Dennis Oland, who was convicted for the second-degree murder back in 2011, sat with calm expression on his face as his bail release for appeal for the crime got denied by the judge.
American readers may be surprised by this decision, but crown takes its law very strictly. In fact there hasn’t been a granted bail for convicted murderer In New Brunswick. And on the soil of Canada only 21 bails was granted for convicted murderers, and all of those cases had some special reasons for bail.
The defense provided a 65-page essay that confirmed that Mr. Oland fulfilled all requirements for bail, but apart from regular requirements which he passed; judge decided that the bail is denied because releasing him would send wrong message about the court to the public. This means that the confidence of people in the high ranking members of court may be undermined by the release of Mr. Oland.
Mr. Oland has a support of his family on his side and they believe that he was wrongfully convicted and that the appeal will bring justice and release of Mr. Oland. Family and Oland’s lawyer demanded that the impact on the community that Oland’s release should be determined by the community and not by judge. In support of this statement they have provided several letters of support for Mr. Oland that came from different sides and in which people demanded the approval of the bail for him.
Court has refused to deal with it, and the spokesman of the court said that the next hearing of Mr. Oland will be through his appeal.
One San Diego Criminal defense lawyer said that this isn’t anything surprising. If you look in the history you will find that the law is strict when it is concerned with convicted murderers, and obviously that works which is a reason it shouldn’t change was a context of everything this lawyer said about this case.read more
M r. Samuel Devlin was charged with possession of explosive substance that was found in his hotel room. In 20124 he was found innocent on the charge of unlawful possession of the explosive substance (in that case it was PETN).
In a case for which he filed an appeal and requested the inadmissibility of evidence it was done for detonating cord and his DNA. His DNA was taken by garda and two samples of detonating cord were found, one in his apartment and second one in a bag he threw to the dumpster. There was surveillance on him and an officer saw him go out of the back of the hotel on a bicycle and the bag in question was with him. Officer followed him and after MR. Devlin threw the bag, he retrieved it.
Demand for determination of admissibility of evidence was done voir dire which means out of the courtroom in private. Defending lawyer stated that DNA should be out of evidence because the garda didn’t inform Mr. Devlin that the DNA he provided might be used against him in the court. Judge determined that Mr. Devlin complied with the request to provide his DNA.
When defending lawyer came to the case of detonating cord he demanded that it must be erased from evidence list because it was already destroyed.

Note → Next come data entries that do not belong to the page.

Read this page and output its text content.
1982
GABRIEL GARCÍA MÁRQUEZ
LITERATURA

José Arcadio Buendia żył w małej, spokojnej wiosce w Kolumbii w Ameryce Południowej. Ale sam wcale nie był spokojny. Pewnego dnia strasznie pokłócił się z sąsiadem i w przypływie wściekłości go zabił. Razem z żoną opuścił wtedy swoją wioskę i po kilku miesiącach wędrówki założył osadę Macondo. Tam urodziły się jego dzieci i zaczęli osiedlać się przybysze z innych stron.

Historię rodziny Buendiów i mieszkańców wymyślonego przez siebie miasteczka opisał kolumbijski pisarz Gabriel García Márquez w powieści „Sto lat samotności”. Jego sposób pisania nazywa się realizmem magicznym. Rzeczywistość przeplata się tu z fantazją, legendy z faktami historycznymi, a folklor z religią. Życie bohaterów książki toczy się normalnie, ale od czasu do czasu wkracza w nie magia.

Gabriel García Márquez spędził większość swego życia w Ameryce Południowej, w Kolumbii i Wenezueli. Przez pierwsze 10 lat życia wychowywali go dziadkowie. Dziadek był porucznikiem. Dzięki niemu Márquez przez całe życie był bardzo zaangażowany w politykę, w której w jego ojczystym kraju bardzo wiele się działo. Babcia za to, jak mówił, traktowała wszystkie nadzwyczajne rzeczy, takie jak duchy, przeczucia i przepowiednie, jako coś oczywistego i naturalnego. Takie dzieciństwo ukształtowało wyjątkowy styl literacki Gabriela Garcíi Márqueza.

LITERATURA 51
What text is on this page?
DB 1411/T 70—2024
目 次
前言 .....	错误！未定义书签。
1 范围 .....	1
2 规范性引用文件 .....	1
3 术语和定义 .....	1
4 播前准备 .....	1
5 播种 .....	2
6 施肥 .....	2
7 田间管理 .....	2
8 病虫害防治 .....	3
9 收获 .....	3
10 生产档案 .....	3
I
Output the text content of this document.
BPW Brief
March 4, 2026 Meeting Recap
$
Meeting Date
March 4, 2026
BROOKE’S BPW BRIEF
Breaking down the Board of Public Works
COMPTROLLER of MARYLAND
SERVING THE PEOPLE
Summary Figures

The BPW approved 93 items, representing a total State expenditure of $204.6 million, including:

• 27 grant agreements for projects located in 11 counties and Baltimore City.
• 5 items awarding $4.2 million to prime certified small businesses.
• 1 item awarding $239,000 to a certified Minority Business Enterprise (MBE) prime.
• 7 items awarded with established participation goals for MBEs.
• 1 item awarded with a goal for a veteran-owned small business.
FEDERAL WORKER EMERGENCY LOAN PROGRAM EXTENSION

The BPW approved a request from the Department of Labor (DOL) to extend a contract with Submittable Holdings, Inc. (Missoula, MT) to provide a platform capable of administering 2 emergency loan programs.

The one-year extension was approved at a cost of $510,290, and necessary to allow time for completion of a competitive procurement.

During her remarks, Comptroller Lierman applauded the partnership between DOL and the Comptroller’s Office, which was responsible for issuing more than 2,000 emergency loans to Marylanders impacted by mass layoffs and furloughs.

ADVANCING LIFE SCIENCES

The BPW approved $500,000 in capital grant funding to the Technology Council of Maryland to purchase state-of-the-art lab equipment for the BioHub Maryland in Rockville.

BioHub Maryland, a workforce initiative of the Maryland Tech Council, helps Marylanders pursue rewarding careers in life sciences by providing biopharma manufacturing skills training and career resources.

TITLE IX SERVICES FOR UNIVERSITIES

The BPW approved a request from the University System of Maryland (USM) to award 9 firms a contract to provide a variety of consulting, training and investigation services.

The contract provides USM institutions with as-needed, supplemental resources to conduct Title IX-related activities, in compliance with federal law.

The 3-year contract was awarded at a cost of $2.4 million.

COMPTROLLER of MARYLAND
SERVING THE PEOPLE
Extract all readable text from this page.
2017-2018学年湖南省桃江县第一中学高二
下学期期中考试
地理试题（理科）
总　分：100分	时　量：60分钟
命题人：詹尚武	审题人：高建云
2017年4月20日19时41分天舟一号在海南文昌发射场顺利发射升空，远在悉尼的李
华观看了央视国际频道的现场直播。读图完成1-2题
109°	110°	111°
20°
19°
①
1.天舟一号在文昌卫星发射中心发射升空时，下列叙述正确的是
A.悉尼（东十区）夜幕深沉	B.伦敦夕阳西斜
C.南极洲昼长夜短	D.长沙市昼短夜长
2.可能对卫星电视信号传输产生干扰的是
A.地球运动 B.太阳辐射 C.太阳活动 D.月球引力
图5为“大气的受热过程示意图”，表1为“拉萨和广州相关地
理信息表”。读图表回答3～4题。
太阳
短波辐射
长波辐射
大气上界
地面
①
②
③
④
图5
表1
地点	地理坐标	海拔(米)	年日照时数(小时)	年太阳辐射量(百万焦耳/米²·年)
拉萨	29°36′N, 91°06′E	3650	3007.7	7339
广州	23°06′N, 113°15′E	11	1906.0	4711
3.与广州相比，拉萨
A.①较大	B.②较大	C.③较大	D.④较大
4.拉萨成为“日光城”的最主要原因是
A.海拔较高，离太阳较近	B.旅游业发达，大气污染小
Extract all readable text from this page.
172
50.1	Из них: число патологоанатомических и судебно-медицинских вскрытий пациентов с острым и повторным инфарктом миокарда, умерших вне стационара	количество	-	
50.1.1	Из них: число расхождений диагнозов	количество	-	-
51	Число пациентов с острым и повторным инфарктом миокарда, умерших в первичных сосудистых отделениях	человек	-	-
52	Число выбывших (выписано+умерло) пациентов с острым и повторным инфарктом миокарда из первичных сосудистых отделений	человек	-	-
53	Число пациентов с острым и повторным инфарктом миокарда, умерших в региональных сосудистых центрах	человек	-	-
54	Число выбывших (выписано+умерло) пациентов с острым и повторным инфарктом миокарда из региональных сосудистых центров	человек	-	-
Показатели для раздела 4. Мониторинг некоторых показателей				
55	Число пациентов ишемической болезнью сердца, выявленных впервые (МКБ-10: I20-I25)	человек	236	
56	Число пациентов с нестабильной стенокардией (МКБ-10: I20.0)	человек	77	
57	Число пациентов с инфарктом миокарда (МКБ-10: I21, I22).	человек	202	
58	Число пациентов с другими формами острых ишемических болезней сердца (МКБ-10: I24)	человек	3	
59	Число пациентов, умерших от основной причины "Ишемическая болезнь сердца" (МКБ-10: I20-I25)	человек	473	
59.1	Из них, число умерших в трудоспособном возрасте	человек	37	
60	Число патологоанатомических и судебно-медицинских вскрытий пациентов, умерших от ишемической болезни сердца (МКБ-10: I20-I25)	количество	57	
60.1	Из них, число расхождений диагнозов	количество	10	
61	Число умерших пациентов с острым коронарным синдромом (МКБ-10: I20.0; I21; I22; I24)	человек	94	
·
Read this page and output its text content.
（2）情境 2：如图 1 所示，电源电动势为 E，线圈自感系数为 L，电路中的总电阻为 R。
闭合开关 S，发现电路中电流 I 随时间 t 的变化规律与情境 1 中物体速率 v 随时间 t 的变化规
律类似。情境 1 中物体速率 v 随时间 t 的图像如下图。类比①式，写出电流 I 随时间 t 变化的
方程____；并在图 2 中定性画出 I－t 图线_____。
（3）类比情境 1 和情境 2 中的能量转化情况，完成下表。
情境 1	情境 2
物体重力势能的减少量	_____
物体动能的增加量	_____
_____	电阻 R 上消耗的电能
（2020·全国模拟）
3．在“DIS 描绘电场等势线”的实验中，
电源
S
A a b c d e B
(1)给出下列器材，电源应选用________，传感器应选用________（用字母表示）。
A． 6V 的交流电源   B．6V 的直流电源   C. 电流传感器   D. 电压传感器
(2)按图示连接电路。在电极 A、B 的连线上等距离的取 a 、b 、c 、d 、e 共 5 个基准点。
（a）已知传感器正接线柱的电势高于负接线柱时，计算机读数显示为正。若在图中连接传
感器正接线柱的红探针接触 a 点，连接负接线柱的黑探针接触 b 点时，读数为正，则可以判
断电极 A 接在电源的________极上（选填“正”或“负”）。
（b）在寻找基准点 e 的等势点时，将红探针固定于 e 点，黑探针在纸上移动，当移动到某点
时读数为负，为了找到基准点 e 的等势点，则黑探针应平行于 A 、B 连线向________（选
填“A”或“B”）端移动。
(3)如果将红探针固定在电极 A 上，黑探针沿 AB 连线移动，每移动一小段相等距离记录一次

It was indeed destroyed by a member of Irish army due to safety measures. But a sample of that cord was saved for evidence and including the testimony of Det. Barry the request was denied and the judge determined that all those things are still part of the evidence.
This might be just a case of a man who likes playing with explosives, but it also can be a case of terrorism, so court has to make sure to unravel as much evidence as they can.read more
Once Steven Lloyd Currie faces court it will be a closure of a RCMP undercover operation that has been going since 2012. This operation resulted in conviction of seven out of eight people that were involved. There was also a ninth person who is has arrest warrant on his back.
Four out of five street level couriers were sentenced for different, but similar conditional sentences that include house arrest and probation terms. They were charged for drug trafficking for which they pleaded guilty.
Richard Crawford, a leader of this cocaine ring was sentenced for five years behind bars and Jean-Claude Auger, who was a cocaine wholesaler received four years long sentence.
Defense lawyer who represents Mr. Currie first stated that his client should walk free, but he later changed his statement saying that his client should get conditional sentence because he had no previous criminal record. John Walker, prosecutor in this case recommended a sentence of four years behind the bars.
Defense lawyer also stated that his client wasn’t directly involved in the trafficking, but when it came to the court his client pleaded guilty for conspiracy to traffic cocaine on one charge only.
The involvement of Mr. Currie in the drug trafficking can be clearly seen in evidence from intercepted phone calls and messages that occurred between Mr. Currie and other offenders.
Wiretapping began in 2012, with the judicial approval that allowed the police to wiretap the phones used by Crawford and Curries, and later dial-a-dope line used by their drivers. Curries car, BMW, was tracked as well.
Tapes show the level of involvement of all offenders. From those tapes it can be seen that the main job of Carrie, who is called manager of cocaine ring, was to ensure steady flow of drug and money. He was a man that served as a link between Crawford and drivers. His job was to ensure that his drivers have product, and at the end of the day to collect money from them.
Long Island Criminal defense attorney said that there is small chance for Currie to end up behind bars because the crime occurred before the new strict law was brought to power.